As part of London Climate Action Week, this public meeting brings together two campaigns working to make essential services like transport and energy free, fair, and accessible to everyone: Fare Free London, and Energy for All.

We’ll also hear from a researcher and campaigner sharing lessons from Brazil, where 132 cities have already made public transport free.

NOTE: In case if you can’t attend this event in-person, please select the virtual ticket. We will share a zoom link closer to the event date.

Fare Free London

Fare Free London campaigns for free public transport in London, bringing together unions, communities, and environmental groups. Our survey explores how fares impact daily life and social justice. While London-focused, we support a national movement and are connected to campaigns in Glasgow and elsewhere.

Free public transport opens the city to all. Like healthcare, education, and public parks, it should be a public service, supported by public investment. It is central to a vision of London as a city where people, their health, and the lives they live come first.

Free public transport is socially just, supporting low-income families who are least likely to own a car. It means better services, underpinned by substantial investment, with a secure, properly-rewarded workforce. It is a necessary action to tackle global climate change and local air pollution.

Free transport is already a reality in cities like Belgrade (Serbia), Tallinn (Estonia), Montpellier and Dunkerque (France), and Albuquerque and Kansas City (USA), and even in countries such as Luxemburg. We call on the Mayor and Greater London Authority to commit to free public transport, and to commission research into how to deliver it. We urge national government to support this and change finance rules so local authorities can fund it.

Fuel Poverty Action – Energy For All

In 2022 Fuel Poverty Action came up with an idea to turn unjust energy pricing on its head. We said everyone should have access to enough energy to cover their basic needs. Energy is a human right, essential for our survival and no one should be denied that.

But the luxury use of the rich should cost more, and the fossil fuel companies profiting from the planet’s destruction by feeding over consumption should pay more in tax and lose their subsidies to ensure our needs are met. Everyone should benefit from a commitment to fairness in the provision of energy. With access to the benefits of cheap or free renewable energy which is wasted or goes mainly to the wealthy under the present system

We call this plan, Energy For All (e4a); enough energy guaranteed to meet every household’s needs, for free. That’s the essentials like heating, lighting, cooking plus lifesaving medical and mobility aids where required. It would not be means tested. Under this system we would all have the security of knowing we are covered.
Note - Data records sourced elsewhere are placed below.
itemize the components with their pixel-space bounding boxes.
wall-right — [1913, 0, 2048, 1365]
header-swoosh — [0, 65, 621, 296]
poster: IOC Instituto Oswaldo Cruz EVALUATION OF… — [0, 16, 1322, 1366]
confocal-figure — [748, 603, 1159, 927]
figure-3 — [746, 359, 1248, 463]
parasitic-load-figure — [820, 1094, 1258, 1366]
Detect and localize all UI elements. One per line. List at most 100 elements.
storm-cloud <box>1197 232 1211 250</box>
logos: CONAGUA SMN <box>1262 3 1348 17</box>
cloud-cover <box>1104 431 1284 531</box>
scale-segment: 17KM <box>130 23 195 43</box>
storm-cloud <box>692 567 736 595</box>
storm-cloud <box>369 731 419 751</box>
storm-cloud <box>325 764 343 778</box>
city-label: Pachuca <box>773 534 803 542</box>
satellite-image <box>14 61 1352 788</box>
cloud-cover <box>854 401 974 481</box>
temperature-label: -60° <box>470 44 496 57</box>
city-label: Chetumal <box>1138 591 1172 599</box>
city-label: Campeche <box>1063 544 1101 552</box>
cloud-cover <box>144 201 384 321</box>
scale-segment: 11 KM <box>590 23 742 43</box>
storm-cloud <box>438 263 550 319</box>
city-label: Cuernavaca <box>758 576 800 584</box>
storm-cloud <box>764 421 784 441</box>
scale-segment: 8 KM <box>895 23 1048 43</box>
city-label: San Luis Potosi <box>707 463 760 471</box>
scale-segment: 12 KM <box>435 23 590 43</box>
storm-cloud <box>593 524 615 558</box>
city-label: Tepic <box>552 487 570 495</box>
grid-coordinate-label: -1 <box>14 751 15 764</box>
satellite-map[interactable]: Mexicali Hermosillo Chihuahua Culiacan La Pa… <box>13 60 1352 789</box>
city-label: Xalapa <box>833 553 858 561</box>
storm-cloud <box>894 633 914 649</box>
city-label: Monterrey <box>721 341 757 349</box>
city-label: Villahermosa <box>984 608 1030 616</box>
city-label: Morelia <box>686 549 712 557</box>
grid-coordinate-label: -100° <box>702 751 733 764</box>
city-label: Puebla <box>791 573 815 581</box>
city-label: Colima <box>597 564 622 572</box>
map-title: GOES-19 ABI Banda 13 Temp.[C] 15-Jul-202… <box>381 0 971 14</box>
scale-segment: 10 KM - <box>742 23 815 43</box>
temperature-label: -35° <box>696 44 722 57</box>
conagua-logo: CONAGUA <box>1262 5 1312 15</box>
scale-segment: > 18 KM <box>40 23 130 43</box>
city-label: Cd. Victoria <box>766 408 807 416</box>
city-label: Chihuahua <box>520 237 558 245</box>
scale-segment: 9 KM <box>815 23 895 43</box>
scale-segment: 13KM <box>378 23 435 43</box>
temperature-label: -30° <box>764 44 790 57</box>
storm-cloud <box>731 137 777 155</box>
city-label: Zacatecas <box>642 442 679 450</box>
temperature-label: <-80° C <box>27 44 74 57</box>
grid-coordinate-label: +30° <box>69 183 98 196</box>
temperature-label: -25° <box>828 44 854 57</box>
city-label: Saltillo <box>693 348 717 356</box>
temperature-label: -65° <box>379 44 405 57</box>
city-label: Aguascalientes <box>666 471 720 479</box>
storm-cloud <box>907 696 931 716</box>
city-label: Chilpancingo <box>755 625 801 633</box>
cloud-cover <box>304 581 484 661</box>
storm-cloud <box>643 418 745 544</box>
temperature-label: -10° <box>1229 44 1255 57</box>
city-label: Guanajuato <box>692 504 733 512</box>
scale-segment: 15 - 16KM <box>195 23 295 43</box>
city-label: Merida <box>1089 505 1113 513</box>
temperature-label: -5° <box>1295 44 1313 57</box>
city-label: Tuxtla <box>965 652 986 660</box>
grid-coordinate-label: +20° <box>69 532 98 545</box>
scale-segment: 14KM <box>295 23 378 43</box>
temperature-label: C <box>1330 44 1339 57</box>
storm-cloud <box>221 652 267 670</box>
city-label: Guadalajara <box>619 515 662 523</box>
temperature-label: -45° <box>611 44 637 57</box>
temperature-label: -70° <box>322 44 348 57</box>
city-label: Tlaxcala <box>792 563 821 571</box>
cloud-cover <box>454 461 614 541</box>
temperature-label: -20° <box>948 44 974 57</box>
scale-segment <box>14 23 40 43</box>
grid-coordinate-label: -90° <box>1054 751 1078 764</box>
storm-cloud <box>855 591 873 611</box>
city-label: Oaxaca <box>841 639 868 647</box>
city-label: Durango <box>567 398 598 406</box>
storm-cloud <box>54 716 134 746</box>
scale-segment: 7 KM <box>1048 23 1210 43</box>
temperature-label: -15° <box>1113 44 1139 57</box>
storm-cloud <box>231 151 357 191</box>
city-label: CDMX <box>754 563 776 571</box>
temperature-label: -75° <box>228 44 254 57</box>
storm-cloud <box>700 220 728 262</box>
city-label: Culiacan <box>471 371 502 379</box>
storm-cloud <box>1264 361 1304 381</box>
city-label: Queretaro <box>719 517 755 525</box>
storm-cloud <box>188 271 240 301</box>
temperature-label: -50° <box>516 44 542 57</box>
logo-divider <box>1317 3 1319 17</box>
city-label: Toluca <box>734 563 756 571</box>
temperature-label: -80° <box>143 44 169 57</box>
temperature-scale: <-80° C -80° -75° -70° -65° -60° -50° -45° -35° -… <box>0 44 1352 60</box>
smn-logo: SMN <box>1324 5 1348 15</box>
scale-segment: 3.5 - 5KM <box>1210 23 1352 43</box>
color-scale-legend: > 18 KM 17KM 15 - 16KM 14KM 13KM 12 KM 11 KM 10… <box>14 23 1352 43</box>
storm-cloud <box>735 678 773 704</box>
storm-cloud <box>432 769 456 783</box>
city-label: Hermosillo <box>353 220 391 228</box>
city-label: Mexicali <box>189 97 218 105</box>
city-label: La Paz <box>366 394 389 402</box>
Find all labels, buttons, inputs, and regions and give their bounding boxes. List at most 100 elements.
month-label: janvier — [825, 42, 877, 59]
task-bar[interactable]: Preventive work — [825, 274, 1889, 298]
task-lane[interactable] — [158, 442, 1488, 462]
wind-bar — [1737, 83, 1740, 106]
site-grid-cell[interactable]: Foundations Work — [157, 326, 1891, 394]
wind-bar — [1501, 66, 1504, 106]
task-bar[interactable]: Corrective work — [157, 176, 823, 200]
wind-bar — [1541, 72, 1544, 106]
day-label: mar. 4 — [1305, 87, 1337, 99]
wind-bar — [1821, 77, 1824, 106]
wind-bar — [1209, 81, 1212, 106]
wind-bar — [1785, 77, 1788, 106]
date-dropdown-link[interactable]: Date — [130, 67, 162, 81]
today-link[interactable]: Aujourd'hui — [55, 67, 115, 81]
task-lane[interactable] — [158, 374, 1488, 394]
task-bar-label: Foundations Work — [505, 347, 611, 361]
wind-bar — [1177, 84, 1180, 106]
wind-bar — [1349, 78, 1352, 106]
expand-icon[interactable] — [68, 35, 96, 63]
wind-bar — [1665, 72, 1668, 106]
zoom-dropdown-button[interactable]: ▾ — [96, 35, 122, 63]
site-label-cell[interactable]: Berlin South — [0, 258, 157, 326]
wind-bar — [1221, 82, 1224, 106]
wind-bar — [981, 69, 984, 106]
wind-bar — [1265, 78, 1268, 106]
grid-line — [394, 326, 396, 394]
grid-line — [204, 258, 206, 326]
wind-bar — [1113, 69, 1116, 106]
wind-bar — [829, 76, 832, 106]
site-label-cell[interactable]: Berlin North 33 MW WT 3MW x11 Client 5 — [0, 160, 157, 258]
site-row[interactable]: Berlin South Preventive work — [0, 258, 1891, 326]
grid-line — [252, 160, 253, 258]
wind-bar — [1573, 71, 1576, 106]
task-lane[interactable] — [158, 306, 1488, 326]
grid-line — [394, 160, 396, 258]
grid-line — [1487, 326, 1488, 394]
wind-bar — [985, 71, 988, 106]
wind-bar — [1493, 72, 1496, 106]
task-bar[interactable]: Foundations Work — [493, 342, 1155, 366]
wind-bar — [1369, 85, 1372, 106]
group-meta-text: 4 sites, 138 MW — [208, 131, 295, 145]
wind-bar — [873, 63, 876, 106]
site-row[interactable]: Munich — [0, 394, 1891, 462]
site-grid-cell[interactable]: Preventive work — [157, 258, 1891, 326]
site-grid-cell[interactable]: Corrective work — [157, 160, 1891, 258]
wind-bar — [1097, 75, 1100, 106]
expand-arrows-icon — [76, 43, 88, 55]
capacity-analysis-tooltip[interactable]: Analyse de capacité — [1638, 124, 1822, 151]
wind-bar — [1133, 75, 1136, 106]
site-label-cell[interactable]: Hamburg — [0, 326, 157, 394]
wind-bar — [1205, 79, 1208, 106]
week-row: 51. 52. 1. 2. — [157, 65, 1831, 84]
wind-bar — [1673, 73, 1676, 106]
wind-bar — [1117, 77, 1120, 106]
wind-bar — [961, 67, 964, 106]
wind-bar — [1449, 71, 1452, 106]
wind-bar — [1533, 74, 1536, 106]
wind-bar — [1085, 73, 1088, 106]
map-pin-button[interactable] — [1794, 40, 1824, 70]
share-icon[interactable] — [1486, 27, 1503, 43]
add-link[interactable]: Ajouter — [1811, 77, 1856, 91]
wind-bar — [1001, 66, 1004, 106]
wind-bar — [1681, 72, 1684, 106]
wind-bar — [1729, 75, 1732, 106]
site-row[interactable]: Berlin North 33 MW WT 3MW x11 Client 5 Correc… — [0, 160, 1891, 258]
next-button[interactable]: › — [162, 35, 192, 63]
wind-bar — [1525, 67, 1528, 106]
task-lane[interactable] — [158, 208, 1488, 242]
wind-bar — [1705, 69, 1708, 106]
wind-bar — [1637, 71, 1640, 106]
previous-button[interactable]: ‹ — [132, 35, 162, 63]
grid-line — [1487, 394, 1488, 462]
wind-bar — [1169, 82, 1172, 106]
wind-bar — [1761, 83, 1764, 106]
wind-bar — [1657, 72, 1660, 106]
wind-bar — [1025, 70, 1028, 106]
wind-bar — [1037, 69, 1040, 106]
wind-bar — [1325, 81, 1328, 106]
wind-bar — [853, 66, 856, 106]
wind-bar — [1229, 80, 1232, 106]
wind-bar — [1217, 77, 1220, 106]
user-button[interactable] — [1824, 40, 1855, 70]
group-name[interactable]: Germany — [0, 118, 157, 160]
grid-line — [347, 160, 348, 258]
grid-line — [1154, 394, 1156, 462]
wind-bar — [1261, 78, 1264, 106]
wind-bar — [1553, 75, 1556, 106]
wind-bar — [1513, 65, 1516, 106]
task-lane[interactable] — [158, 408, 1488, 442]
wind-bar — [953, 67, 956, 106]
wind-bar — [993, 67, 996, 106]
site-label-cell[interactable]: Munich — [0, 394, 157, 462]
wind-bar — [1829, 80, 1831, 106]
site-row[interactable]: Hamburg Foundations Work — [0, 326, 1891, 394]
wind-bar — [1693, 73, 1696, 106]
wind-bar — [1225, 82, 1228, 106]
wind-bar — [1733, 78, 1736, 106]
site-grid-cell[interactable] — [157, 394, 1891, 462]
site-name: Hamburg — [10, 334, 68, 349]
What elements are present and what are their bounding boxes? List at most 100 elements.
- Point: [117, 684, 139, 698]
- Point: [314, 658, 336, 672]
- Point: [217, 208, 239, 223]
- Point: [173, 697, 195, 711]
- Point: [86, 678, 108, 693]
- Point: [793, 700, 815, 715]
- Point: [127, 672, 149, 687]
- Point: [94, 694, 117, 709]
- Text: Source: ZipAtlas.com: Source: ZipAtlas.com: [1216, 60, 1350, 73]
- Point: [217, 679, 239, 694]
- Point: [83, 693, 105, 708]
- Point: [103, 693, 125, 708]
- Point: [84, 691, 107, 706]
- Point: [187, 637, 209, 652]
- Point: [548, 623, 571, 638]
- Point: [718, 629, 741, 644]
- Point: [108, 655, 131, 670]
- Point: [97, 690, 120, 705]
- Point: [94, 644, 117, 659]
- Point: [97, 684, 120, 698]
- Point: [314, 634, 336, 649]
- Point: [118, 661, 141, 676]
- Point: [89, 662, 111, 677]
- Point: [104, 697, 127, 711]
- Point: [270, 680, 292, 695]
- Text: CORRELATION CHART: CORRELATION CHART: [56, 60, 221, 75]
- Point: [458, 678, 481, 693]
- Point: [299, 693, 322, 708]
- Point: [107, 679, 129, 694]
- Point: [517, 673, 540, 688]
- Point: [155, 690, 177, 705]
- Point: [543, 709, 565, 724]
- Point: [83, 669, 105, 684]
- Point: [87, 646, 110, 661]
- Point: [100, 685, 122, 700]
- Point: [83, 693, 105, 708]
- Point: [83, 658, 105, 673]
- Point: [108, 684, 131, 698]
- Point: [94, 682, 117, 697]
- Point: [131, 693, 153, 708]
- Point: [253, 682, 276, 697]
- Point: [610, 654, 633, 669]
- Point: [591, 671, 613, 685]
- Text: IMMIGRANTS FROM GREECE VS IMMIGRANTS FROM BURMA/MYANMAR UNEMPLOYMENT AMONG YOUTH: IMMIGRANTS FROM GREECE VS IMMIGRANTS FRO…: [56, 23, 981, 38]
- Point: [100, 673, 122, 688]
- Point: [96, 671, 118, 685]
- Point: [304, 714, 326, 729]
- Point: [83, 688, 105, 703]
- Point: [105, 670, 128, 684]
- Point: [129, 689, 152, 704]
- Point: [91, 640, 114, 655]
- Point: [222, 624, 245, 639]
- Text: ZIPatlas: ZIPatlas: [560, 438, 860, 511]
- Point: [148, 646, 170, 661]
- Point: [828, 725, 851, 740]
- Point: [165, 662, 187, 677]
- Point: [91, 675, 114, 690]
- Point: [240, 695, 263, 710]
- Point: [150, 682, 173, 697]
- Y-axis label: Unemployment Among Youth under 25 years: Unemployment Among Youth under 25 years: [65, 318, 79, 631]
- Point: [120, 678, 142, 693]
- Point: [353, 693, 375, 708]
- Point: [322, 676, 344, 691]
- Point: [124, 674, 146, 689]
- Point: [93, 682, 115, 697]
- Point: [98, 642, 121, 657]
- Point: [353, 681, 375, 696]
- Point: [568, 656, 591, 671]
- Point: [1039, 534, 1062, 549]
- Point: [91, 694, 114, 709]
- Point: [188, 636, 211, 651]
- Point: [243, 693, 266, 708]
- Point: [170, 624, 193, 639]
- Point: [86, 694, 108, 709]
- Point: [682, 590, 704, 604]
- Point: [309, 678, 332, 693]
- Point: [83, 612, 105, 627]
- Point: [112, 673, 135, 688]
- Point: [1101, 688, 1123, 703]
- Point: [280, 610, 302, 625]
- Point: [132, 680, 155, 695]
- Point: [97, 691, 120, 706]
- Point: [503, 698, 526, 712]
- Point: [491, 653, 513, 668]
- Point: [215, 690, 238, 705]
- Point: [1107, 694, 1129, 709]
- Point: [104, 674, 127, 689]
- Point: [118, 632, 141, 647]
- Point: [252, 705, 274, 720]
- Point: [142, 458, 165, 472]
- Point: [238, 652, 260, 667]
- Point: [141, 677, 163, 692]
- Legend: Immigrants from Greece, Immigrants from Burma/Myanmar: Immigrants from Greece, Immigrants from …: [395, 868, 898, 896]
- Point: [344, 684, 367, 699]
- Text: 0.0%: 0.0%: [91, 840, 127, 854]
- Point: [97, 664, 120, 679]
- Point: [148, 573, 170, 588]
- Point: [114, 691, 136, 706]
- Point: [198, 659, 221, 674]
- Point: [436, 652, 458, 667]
We call on organisations of all kinds, and by leaders in faith, educational, entertainment, research, governmental, or any other institution, national or local, to support the Energy For All Manifesto to build weight behind the demand.

Daniel Santini, Free Public Transport in Brazil

Cities in Brazil are at the forefront of an international movement towards abolishing fares on public transport. Brazil now has 132 municipalities with completely free public transport, more than any other country in the world.

Free public transport is a huge win for social justice, and has the potential to help deal with air pollution and global warming when combined with policies to cut down car use.

We will hear from Daniel Santini, a journalist, researcher at the University of São Paulo, and author of No Turnstile: from utopia to the reality of Fare Free Public Transport (Sem Catraca: da utopia à verdade da Tarifa Zero, 2024 – not yet available in English).